International Connectivity uses the GÉANT network, of which Belnet is a part. Belgian research and higher education institutions can therefore make point-to-point connections with sites abroad without leaving the research network. We spoke with Brecht Vermeulen of IMEC research group IDLab, which has been using the service for its research infrastructure for years.
Can you briefly explain the research areas in which IMEC is active and exactly what your role is?
IMEC is an independent research centre that is active both in the field of hardware (semiconductors, chip technology) and digital technology platforms (internet connectivity, data science), with both entities collaborating in application domains such as smart health, smart mobility, smart cities, smart education, etc.
I myself work for the Internet & Data Lab research group that falls under both IMEC and Ghent University. IDLab has around 40 professors and about 300 researchers and is active in research areas such as wireless networking, multimedia processing and applications around AI, robotics, and machine learning. To support research, we manage various research infrastructures such as physical robots, cloud infrastructure, a homelab in which people can apply research devices and see how they interact. As the Lab Manager at IDLab, I am responsible for the technical management of all those infrastructures together.
Can you give an example of an international research project that used International Connectivity?
The Fed4FIRE project that started a decade ago and ran until 2022. IMEC itself has a number of testing infrastructures, but similar infrastructures exist in the rest of Europe. About ten years ago, there was a request from the European Commission to make all this infrastructure more easily and uniformly accessible. At that point, we launched the Fed4FIRE project to achieve those goals and we started looking at whether it would be useful to have direct connections at layer 2, because then you can easily have Gigabit connections and fixed bandwidth, or carry out research with new Internet protocols.
We had connections from Ghent not only within Europe, but also to the United States, Japan and even briefly to South Korea. At that point, we could be a central point for various experiments. If someone wanted to set up a connection from a European testbed to the United States, they could easily do it through us. We provided the testing infrastructure and the connectivity between them as needed.
In 2016-2017, there was an experiment in collaboration with the United States.

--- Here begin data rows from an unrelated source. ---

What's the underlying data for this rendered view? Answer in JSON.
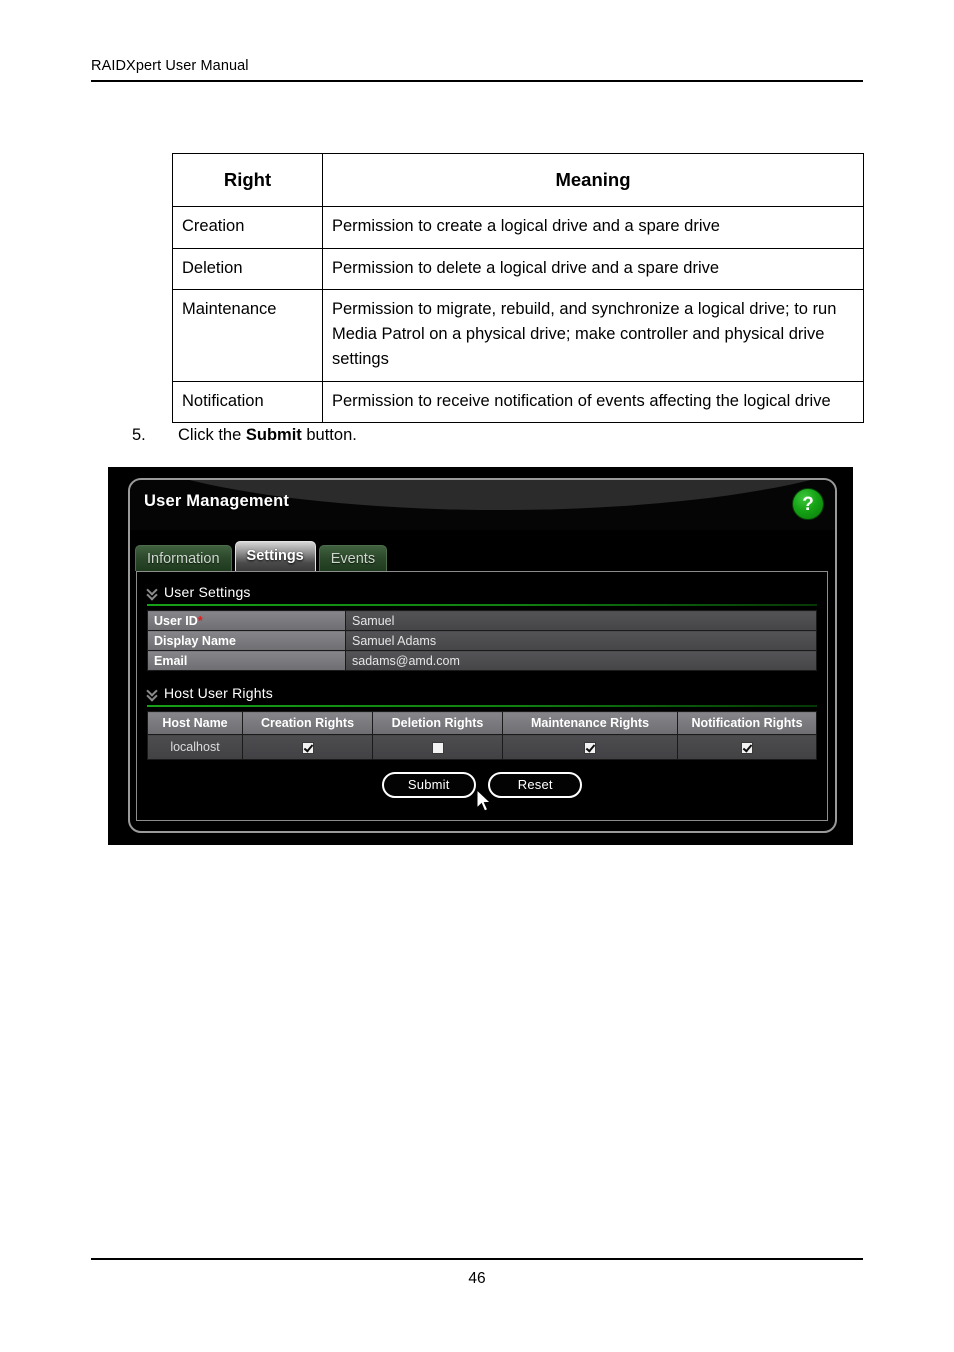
{
  "document": {
    "header_title": "RAIDXpert User Manual",
    "page_number": "46"
  },
  "rights_table": {
    "columns": [
      "Right",
      "Meaning"
    ],
    "rows": [
      {
        "right": "Creation",
        "meaning": "Permission to create a logical drive and a spare drive"
      },
      {
        "right": "Deletion",
        "meaning": "Permission to delete a logical drive and a spare drive"
      },
      {
        "right": "Maintenance",
        "meaning": "Permission to migrate, rebuild, and synchronize a logical drive; to run Media Patrol on a physical drive; make controller and physical drive settings"
      },
      {
        "right": "Notification",
        "meaning": "Permission to receive notification of events affecting the logical drive"
      }
    ]
  },
  "step": {
    "number": "5.",
    "text_before": "Click the ",
    "bold_word": "Submit",
    "text_after": " button."
  },
  "app": {
    "title": "User Management",
    "help_label": "?",
    "tabs": [
      {
        "label": "Information",
        "active": false
      },
      {
        "label": "Settings",
        "active": true
      },
      {
        "label": "Events",
        "active": false
      }
    ],
    "user_settings": {
      "section_title": "User Settings",
      "fields": [
        {
          "label": "User ID",
          "required_mark": "*",
          "value": "Samuel"
        },
        {
          "label": "Display Name",
          "required_mark": "",
          "value": "Samuel Adams"
        },
        {
          "label": "Email",
          "required_mark": "",
          "value": "sadams@amd.com"
        }
      ]
    },
    "host_user_rights": {
      "section_title": "Host User Rights",
      "columns": [
        "Host Name",
        "Creation Rights",
        "Deletion Rights",
        "Maintenance Rights",
        "Notification Rights"
      ],
      "rows": [
        {
          "host_name": "localhost",
          "creation": true,
          "deletion": false,
          "maintenance": true,
          "notification": true
        }
      ]
    },
    "buttons": {
      "submit_label": "Submit",
      "reset_label": "Reset"
    },
    "colors": {
      "accent_green": "#15a315",
      "tab_green": "#2d4a2c",
      "required_red": "#e01b1b",
      "panel_border": "#9a9a9a"
    }
  }
}
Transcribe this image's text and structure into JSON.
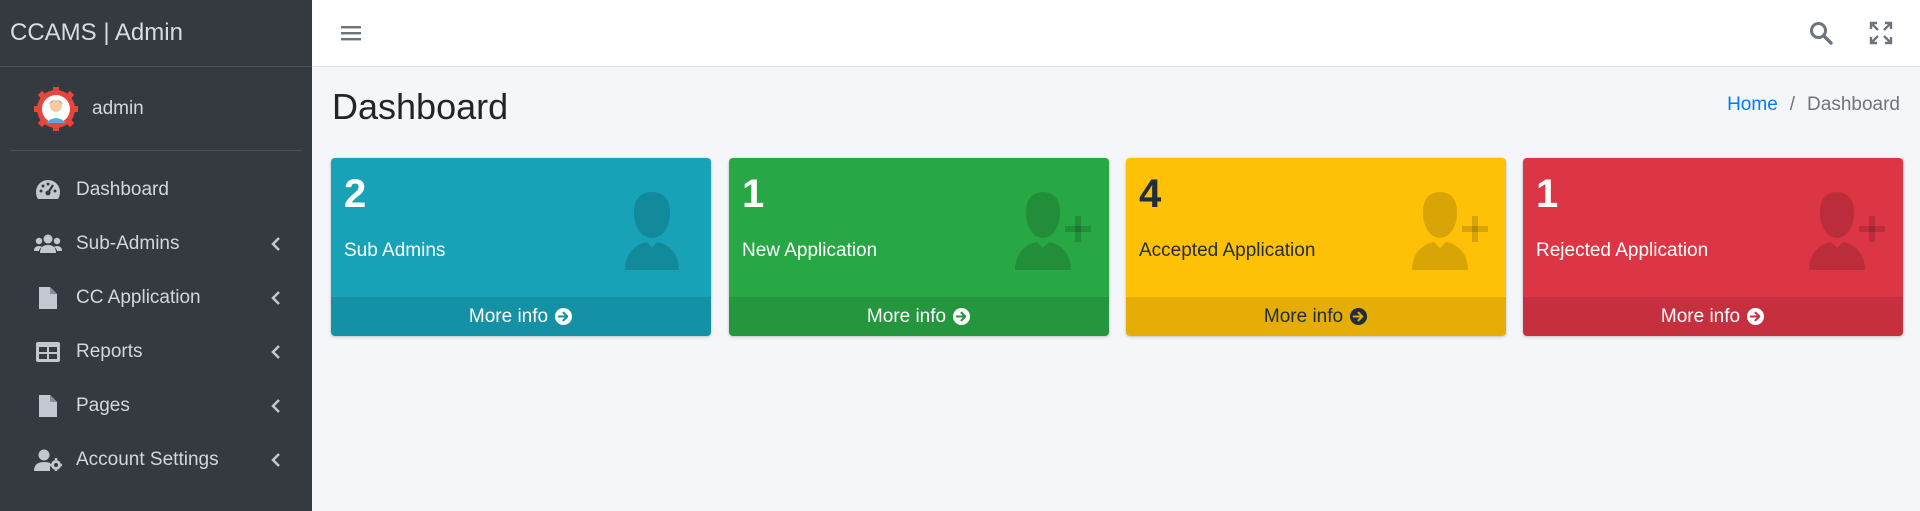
{
  "brand": {
    "title": "CCAMS | Admin"
  },
  "user": {
    "name": "admin"
  },
  "sidebar": {
    "items": [
      {
        "label": "Dashboard",
        "icon": "dashboard-icon"
      },
      {
        "label": "Sub-Admins",
        "icon": "users-icon"
      },
      {
        "label": "CC Application",
        "icon": "file-icon"
      },
      {
        "label": "Reports",
        "icon": "table-icon"
      },
      {
        "label": "Pages",
        "icon": "file-icon"
      },
      {
        "label": "Account Settings",
        "icon": "user-cog-icon"
      }
    ]
  },
  "header": {
    "title": "Dashboard",
    "breadcrumb": {
      "home": "Home",
      "separator": "/",
      "current": "Dashboard"
    }
  },
  "boxes": [
    {
      "count": "2",
      "label": "Sub Admins",
      "footer": "More info",
      "color": "#17a2b8",
      "footer_color": "#1591a5",
      "icon": "user-icon"
    },
    {
      "count": "1",
      "label": "New Application",
      "footer": "More info",
      "color": "#28a745",
      "footer_color": "#24963e",
      "icon": "user-plus-icon"
    },
    {
      "count": "4",
      "label": "Accepted Application",
      "footer": "More info",
      "color": "#ffc107",
      "footer_color": "#e5ad06",
      "icon": "user-plus-icon"
    },
    {
      "count": "1",
      "label": "Rejected Application",
      "footer": "More info",
      "color": "#dc3545",
      "footer_color": "#c6303e",
      "icon": "user-plus-icon"
    }
  ]
}
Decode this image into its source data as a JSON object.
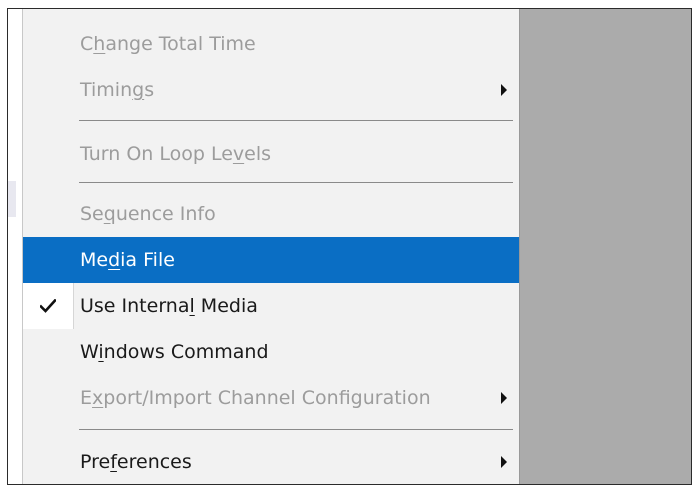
{
  "menu": {
    "items": [
      {
        "pre": "C",
        "u": "h",
        "post": "ange Total Time",
        "disabled": true,
        "submenu": false
      },
      {
        "pre": "Timin",
        "u": "g",
        "post": "s",
        "disabled": true,
        "submenu": true
      },
      {
        "pre": "Turn On Loop Le",
        "u": "v",
        "post": "els",
        "disabled": true,
        "submenu": false
      },
      {
        "pre": "Se",
        "u": "q",
        "post": "uence Info",
        "disabled": true,
        "submenu": false
      },
      {
        "pre": "Me",
        "u": "d",
        "post": "ia File",
        "disabled": false,
        "submenu": false,
        "highlighted": true
      },
      {
        "pre": "Use Interna",
        "u": "l",
        "post": " Media",
        "disabled": false,
        "submenu": false,
        "checked": true
      },
      {
        "pre": "W",
        "u": "i",
        "post": "ndows Command",
        "disabled": false,
        "submenu": false
      },
      {
        "pre": "E",
        "u": "x",
        "post": "port/Import Channel Configuration",
        "disabled": true,
        "submenu": true
      },
      {
        "pre": "Pre",
        "u": "f",
        "post": "erences",
        "disabled": false,
        "submenu": true
      }
    ]
  },
  "colors": {
    "highlight": "#0a6ec4",
    "disabled_text": "#9c9c9c",
    "menu_bg": "#f2f2f2",
    "app_bg": "#ababab"
  },
  "icons": {
    "check": "check-icon",
    "submenu": "submenu-arrow-icon"
  }
}
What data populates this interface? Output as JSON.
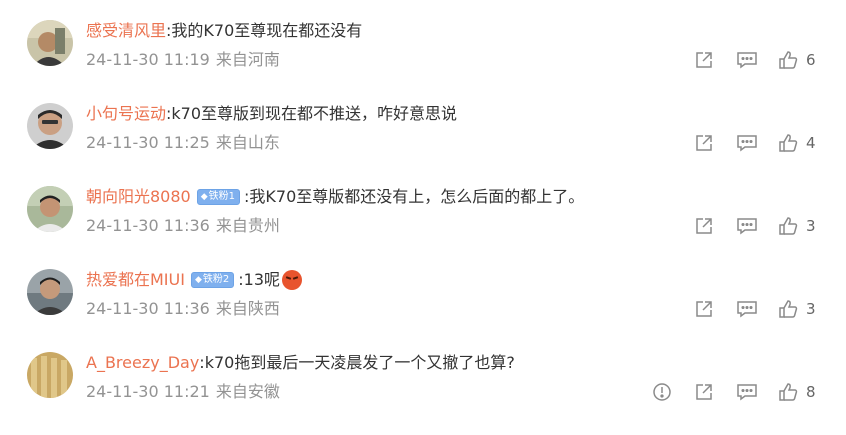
{
  "comments": [
    {
      "username": "感受清风里",
      "text": ":我的K70至尊现在都还没有",
      "time": "24-11-30 11:19",
      "location": "来自河南",
      "likes": "6",
      "badge": "",
      "emoji_icon": ""
    },
    {
      "username": "小句号运动",
      "text": ":k70至尊版到现在都不推送，咋好意思说",
      "time": "24-11-30 11:25",
      "location": "来自山东",
      "likes": "4",
      "badge": "",
      "emoji_icon": ""
    },
    {
      "username": "朝向阳光8080",
      "text": ":我K70至尊版都还没有上，怎么后面的都上了。",
      "time": "24-11-30 11:36",
      "location": "来自贵州",
      "likes": "3",
      "badge": "铁粉1",
      "emoji_icon": ""
    },
    {
      "username": "热爱都在MIUI",
      "text": ":13呢",
      "time": "24-11-30 11:36",
      "location": "来自陕西",
      "likes": "3",
      "badge": "铁粉2",
      "emoji_icon": "angry-face-emoji"
    },
    {
      "username": "A_Breezy_Day",
      "text": ":k70拖到最后一天凌晨发了一个又撤了也算?",
      "time": "24-11-30 11:21",
      "location": "来自安徽",
      "likes": "8",
      "badge": "",
      "emoji_icon": ""
    }
  ],
  "icons": {
    "share": "share-icon",
    "reply": "comment-icon",
    "like": "thumbs-up-icon",
    "report": "report-icon",
    "badge": "diamond-icon"
  },
  "colors": {
    "username": "#eb7350",
    "meta": "#939393",
    "text": "#333333",
    "badge": "#7fb0ee"
  }
}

The IMEC site in Ghent was connected to a few European testbeds that offered Cloud resources and we were connected to Internet2 in the US as well as to the Washington Exchange. That way, we had a triangular connection. A number of American testbeds with a link to one of Amazon Web Services' data centres were also involved. The purpose of this experiment was to provide a kind of "avant la lettre" Netflix where we had video streaming back-ends both in Europe and the U.S. and where we emulated users who then streamed videos. We wanted to look at what happened to traffic when we interrupted one of the major links and how caches could be optimised across sites. This experiment would not have been possible then with commercial infrastructures. A total of about 1,000 different servers were involved in this experiment.
What do you regard as the main advantages of the International connectivity service?
The main advantage is dedicated bandwidth, having the assurance that a Gigabit connection can be used as such. As well as the latency that is always the same and the fact we can test out other Internet protocols independently of existing protocols like IPv4 and IPv6.
And finally, that we could set up the connection in a flexible way. We have a dedicated 10 Gigabit link to GÉANT and we use VLANs there to split up connectivity ourselves. If different experiments are running in parallel and they do not need the full bandwidth, we can use VLANs to assign parts of it to different experiments.
Are you going to use International Connectivity for future projects ?
Yes, a new project, SLICES, was launched after Fed4FIRE. That project falls under ESFRI funding for large research infrastructures, other examples being the PRACE supercomputer and the CERN collider. SLICES focuses specifically on computer science and communications. A very long-term view - up to 2040 - is being adopted in respect of further-roll out of SLICES Europe-wide. The goal is to use existing infrastructure as well as new infrastructure, with connectivity becoming even more important. One of the case studies is around 5G, 6G. For example, to have the radio network locally and have a central core network requiring high bandwidth connections to the various radio sites. All purely experimental, we are not going to roll out an operational 5G service. But to take the next steps towards 6G or beyond with very specific user devices, for example, on university sites. We try to offer what cannot yet be offered commercially.
Originally, we had 2x 1 Gigabit and that was upgraded to 10 Gigabit about two months ago, but I suspect this could go up to 100 Gigabit or more in 20 years.
What was collaboration with Belnet like ?
We had an agreement with Belnet to have a dedicated link up to the GÉANT network and when we wanted to set up additional VLANs, Belnet didn't have to do anything, that was a transparent line. GÉANT then had to set up the VLANs to France and Amsterdam, for example. It was the first time Belnet set up the International Connectivity service in that way, and it helped us move forward very well. We were very pleased with the flexibility and understanding of the technical people in terms of exactly what we wanted and the speed with which everything was set up.